The integrand $f \left({t, y \left({t}\right)}\right)$ is a continuous function of $t$.

Therefore the integral has the derivative $f \left({x, y}\right)$.

Also, we have that $y \left({a}\right) = b$.

### Uniqueness of Solution

We now show that the solution $y = y \left({x}\right)$ that we have found is the only solution where $y \left({a}\right) = b$.

Suppose there is another such solution, $y = Y \left({x}\right)$, say.
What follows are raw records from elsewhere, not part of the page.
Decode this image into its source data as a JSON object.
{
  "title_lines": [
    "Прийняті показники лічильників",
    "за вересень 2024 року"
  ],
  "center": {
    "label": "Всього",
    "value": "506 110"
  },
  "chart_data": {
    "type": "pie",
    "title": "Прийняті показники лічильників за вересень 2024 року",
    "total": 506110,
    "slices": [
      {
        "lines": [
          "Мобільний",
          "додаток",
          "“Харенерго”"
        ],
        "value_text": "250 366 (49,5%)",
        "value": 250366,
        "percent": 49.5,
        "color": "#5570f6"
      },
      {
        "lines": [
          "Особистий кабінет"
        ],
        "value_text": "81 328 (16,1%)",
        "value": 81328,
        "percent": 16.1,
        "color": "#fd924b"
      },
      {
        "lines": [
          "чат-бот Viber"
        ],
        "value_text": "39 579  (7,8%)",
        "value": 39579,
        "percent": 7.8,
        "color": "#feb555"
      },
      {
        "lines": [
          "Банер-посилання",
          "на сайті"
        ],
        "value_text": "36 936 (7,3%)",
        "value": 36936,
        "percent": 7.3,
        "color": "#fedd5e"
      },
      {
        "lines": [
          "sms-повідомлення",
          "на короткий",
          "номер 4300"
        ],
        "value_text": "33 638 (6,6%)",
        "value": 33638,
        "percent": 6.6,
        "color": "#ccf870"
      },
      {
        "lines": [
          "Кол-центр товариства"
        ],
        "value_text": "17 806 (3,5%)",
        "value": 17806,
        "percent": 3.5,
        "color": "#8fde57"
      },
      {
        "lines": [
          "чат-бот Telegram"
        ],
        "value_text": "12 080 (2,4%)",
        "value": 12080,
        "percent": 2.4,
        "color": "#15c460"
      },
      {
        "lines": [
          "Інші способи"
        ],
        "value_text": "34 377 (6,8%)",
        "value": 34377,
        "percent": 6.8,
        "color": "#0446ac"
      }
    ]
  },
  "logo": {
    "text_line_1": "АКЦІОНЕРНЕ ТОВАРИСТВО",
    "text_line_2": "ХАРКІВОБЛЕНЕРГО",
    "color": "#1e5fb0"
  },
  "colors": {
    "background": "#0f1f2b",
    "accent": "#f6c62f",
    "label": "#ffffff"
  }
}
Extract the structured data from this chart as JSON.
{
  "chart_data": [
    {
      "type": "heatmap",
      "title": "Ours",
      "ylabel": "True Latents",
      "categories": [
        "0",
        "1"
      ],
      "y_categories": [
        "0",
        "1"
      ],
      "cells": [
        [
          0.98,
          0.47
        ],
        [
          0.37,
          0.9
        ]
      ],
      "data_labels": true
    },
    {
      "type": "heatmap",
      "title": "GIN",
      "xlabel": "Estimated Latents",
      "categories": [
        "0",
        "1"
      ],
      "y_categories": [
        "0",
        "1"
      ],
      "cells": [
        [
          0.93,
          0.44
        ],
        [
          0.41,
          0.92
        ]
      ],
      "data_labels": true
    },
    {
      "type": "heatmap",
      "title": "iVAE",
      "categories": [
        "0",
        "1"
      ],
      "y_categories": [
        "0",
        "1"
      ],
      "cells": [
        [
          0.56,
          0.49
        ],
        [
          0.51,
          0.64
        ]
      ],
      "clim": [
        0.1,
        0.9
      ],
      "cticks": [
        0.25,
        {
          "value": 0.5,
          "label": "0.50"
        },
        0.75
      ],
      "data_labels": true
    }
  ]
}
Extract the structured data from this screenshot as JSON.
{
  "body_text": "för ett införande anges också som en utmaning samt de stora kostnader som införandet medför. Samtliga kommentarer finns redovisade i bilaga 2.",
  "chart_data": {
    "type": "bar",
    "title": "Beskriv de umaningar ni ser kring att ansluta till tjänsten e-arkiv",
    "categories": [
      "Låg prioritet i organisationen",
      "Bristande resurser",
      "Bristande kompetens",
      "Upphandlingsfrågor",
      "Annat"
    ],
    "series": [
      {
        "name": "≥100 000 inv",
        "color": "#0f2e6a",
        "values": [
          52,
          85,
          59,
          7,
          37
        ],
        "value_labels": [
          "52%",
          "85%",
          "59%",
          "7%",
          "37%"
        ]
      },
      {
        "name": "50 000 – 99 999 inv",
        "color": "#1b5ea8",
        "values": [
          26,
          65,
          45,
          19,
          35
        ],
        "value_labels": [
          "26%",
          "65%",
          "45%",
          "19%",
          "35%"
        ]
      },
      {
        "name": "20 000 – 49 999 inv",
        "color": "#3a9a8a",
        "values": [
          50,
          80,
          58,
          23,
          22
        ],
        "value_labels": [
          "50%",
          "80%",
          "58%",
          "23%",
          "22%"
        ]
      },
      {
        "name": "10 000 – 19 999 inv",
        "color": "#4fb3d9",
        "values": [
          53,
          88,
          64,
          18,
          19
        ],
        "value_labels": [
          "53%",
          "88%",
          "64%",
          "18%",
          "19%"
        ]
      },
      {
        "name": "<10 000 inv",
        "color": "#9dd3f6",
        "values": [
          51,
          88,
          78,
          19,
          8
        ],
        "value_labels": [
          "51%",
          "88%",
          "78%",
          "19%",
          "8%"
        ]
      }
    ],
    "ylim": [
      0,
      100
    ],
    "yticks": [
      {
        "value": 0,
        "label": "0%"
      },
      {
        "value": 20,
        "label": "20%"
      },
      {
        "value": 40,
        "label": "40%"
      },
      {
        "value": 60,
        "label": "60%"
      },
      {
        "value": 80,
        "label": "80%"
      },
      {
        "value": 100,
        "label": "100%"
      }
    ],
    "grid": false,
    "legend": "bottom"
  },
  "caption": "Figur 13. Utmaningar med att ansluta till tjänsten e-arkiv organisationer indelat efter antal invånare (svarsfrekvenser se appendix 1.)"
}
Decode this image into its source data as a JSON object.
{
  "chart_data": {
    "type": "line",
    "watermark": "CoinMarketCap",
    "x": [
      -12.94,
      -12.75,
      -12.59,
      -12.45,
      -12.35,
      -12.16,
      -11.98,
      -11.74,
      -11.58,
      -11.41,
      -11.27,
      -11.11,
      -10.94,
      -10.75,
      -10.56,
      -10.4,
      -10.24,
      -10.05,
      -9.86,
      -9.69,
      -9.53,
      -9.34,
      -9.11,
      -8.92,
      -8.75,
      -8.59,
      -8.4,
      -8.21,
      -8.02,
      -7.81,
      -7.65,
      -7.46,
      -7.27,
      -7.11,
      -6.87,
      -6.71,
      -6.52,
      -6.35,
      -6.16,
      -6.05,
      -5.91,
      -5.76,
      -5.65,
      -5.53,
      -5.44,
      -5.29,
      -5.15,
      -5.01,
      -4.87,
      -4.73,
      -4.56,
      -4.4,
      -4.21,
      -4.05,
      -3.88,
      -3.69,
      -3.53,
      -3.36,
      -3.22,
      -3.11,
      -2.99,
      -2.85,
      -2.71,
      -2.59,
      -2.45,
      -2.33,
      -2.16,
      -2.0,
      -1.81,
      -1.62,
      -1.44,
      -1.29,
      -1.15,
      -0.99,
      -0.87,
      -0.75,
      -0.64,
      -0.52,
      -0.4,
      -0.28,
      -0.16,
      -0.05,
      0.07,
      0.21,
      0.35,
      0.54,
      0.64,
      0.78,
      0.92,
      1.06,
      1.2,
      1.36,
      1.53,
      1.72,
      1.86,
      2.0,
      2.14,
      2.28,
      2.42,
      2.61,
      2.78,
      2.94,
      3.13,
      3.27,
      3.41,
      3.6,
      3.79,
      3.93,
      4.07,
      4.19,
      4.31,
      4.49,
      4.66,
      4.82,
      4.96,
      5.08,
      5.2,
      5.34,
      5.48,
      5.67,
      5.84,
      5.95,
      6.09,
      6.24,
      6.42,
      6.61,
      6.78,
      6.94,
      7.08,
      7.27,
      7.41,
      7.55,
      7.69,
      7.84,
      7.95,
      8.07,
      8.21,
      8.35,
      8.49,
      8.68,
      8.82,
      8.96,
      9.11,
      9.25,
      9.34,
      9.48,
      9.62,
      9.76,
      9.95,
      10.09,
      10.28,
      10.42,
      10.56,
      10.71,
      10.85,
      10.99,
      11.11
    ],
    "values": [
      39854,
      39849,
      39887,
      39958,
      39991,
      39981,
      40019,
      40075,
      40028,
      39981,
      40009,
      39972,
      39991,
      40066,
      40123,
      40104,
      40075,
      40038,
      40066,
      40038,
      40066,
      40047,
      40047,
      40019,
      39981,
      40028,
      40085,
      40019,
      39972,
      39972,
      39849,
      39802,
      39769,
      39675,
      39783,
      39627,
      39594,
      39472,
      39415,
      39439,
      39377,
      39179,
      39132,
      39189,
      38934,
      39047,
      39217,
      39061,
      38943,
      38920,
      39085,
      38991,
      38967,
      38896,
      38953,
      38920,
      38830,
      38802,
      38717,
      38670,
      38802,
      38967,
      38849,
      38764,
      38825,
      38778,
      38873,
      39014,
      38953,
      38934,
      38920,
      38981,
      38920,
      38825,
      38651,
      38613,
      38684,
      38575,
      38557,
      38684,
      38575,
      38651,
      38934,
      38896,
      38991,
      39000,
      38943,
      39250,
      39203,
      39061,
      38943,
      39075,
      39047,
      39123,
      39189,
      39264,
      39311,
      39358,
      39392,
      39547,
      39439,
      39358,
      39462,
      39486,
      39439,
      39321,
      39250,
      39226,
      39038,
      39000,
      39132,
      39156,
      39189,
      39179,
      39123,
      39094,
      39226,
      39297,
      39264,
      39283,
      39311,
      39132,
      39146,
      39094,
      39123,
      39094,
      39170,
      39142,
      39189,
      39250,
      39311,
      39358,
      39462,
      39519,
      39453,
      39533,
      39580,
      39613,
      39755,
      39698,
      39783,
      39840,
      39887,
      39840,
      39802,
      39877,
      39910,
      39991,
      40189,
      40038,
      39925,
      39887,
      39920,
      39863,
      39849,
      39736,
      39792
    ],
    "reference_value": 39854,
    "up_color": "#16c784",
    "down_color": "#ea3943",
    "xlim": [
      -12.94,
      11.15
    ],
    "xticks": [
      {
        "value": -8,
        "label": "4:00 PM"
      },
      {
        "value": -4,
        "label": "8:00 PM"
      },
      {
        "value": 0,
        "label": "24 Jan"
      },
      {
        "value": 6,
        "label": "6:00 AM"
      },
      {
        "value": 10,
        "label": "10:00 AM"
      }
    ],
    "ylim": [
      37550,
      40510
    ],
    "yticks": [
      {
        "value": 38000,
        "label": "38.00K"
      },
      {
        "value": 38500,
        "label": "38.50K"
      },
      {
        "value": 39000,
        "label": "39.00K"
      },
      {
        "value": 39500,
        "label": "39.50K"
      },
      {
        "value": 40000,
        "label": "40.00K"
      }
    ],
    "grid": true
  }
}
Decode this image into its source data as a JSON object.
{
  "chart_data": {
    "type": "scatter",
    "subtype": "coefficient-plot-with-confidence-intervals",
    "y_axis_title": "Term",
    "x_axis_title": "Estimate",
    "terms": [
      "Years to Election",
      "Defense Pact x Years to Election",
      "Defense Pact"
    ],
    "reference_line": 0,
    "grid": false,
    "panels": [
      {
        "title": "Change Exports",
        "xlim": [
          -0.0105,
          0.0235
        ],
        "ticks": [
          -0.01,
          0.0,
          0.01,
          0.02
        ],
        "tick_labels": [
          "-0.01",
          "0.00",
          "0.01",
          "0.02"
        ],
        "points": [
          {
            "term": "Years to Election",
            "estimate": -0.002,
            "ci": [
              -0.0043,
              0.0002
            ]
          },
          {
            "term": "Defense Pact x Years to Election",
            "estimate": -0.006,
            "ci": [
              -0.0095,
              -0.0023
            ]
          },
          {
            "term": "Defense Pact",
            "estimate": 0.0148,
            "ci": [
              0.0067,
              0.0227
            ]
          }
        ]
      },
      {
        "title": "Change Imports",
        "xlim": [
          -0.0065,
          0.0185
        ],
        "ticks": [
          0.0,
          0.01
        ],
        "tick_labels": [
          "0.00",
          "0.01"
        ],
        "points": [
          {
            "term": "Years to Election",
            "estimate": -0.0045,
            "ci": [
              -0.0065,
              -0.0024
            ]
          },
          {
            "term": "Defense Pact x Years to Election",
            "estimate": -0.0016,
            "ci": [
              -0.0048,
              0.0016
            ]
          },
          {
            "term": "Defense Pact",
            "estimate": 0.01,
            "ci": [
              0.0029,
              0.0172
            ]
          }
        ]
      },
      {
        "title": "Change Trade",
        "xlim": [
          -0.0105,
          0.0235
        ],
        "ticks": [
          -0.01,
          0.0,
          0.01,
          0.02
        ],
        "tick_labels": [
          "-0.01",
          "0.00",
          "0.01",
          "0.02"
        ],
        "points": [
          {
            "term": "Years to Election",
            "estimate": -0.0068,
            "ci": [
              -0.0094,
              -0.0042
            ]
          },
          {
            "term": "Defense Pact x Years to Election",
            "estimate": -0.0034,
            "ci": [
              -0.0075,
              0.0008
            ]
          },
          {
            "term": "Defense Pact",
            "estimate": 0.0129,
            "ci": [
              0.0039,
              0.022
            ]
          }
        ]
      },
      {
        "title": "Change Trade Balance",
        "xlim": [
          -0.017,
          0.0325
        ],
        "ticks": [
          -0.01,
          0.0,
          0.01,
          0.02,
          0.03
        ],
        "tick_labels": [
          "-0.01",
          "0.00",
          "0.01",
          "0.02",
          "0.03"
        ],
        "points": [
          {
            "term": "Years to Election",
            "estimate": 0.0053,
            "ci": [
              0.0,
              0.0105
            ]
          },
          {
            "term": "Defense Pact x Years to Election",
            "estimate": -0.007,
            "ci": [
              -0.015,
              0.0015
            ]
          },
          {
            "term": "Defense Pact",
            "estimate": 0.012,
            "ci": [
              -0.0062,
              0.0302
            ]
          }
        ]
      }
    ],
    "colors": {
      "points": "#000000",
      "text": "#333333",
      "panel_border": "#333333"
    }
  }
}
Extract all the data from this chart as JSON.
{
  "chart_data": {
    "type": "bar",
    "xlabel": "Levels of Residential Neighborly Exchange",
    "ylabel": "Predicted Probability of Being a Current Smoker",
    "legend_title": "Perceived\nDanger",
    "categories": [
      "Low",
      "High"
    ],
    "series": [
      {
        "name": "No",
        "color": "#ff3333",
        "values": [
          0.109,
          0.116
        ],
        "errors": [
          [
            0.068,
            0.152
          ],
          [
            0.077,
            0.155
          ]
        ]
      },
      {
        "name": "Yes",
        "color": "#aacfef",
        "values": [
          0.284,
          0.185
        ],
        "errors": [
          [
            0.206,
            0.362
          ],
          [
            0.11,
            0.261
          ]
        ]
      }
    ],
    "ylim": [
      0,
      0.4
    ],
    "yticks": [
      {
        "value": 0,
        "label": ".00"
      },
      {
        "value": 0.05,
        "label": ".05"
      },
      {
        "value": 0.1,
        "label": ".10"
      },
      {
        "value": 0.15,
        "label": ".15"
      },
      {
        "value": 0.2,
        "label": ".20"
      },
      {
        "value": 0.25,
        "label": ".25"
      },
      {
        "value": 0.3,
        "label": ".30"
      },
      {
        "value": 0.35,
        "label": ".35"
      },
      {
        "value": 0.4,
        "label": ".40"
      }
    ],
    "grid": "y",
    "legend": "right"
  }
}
Let $\left|{Y \left({x}\right) - y \left({x}\right)}\right| \le B$ when $\left|{x - a}\right| \le h$. (Certainly we could take $B = 2k$.)

Then:

$\displaystyle Y \left({x}\right) - y \left({x}\right) = \int_a^x \left({f \left({t, Y \left({t}\right)}\right) - f \left({t, y \left({t}\right)}\right)}\right) \, \mathrm d t$

But:

$\left|{f \left({t, Y \left({t}\right)}\right) - f \left({t, y \left({t}\right)}\right)}\right| \le A \left|{Y \left({t}\right) - y \left({t}\right)}\right| \le AB$

So:

$\left|{Y \left({t}\right) - y \left({t}\right)}\right| \le AB \left|{x - a}\right|$

Repeating the argument, we can get successive estimates for the upper bound of $\left|{Y \left({x}\right) - y \left({x}\right)}\right|$ in $\left({a - h \,.\,.\, a + h}\right)$.

This gives:

$\displaystyle \frac {A^2 B}{2!} \left|{x - a}\right|^2, \ldots, \frac {A^n B}{n!} \left|{x - a}\right|^n, \ldots$

But this sequence tends to $0$.

So $Y \left({x}\right) = y \left({x}\right)$ in $\left({a - h \,.\,.\, a + h}\right)$.

$\blacksquare$

## Source of Name

This entry was named for Charles Émile Picard.

It is also known as the Picard-Lindelöf Theorem or the Cauchy-Lipschitz Theorem, after Ernst Leonard Lindelöf, Augustin Louis Cauchy and Rudolf Lipschitz.

Some sources give this as Picard's Theorem but there are other theorems with this appellation so it is better to disambiguate.